Лотти слышит первый выстрел во сне. В задней спальне. Рядом Эмброуз. Его грудь вздымается и опадает. Дышит неровно. Слегка ворочается под одеялом, поворачивается к Лотти. Пижамная куртка расстегнута. Под горлом треугольник плоти. Изо рта амбре. Лотти слегка отодвигается. В комнате пыльно. Само собой, поначалу думает, что ошиблась. Обычно тьма так не звучит. Может, грохнулся кирпич в дымоходе; не впервые. Или разбилась черепица. Лотти нашаривает часы на тумбочке. Подносит к самым глазам. Вертит так и эдак – иначе не разглядеть. Пять двадцать утра. Не выстрел. Слишком рано. Может, что-то упало в сарае, в гостиной что-то не так. Лотти глядит на окно. В стекла колотит дождь. Под рукой – голый холод рамы.
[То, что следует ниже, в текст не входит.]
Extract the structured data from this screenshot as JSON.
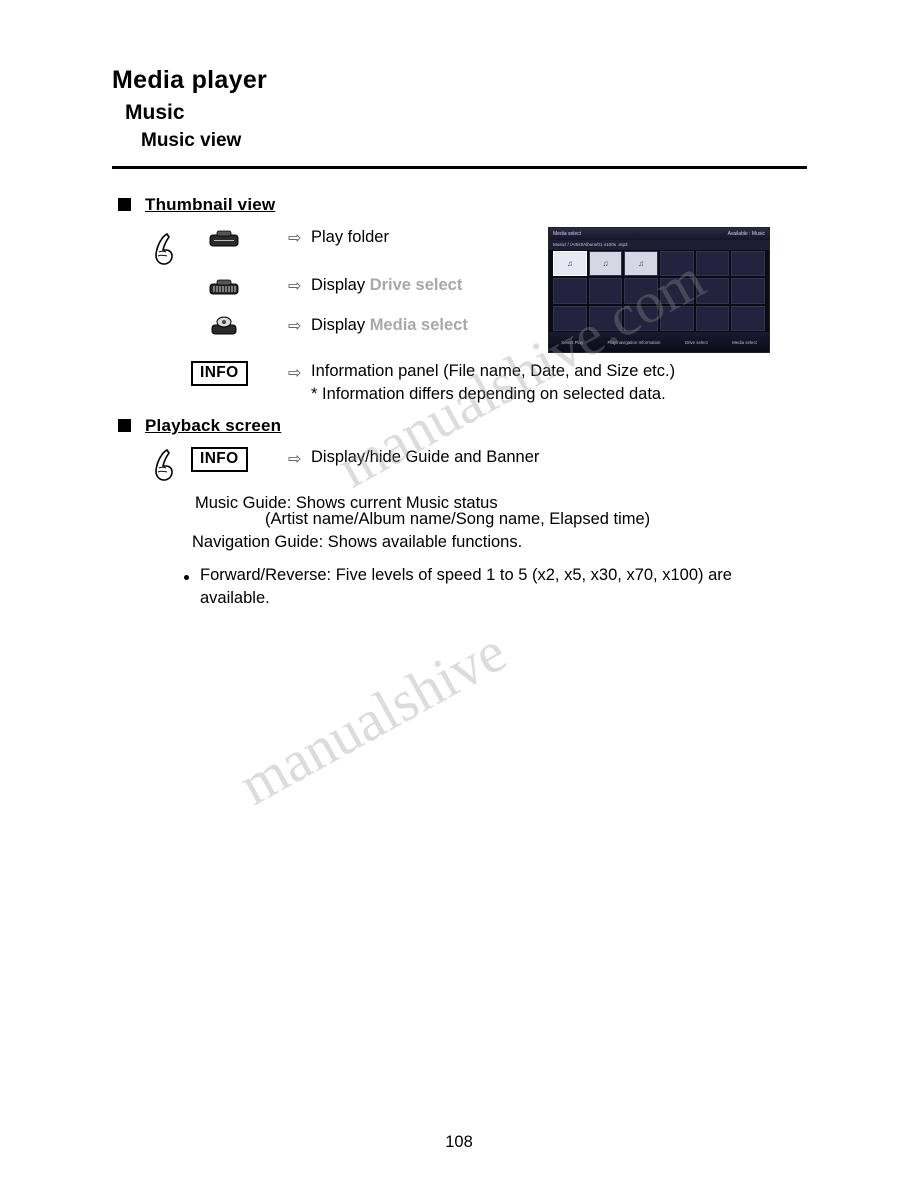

И тут второй выстрел. Лотти кладет руку Эмброузу на плечо, на миг так и замирает. Может, она проспала. Шторы-то плотно задернуты. Свет шутки шутит. Она в ночнушке вылезает из постели. Нащупывает шлепанцы на холодном полу. Подходит к окну. Раздвигает шторы. Снаружи черным-черно. Тогда, значит, ей примерещилось. Она глядит на озеро. Ничегошеньки. Только силуэт согбенного дерева, чернее темноты. Ни луны, ни звезд. Ни лодки. Ни красного фонарика. Ни души. Тишина.
Лотти задергивает шторы и возвращается к кровати. Роняет шлепанцы. Приподнимает край одеяла и простыни, уже наполовину заползает в постель, и тут слышит третий выстрел.
Это, думает она, никакая не черепица. И кирпичи так не падают.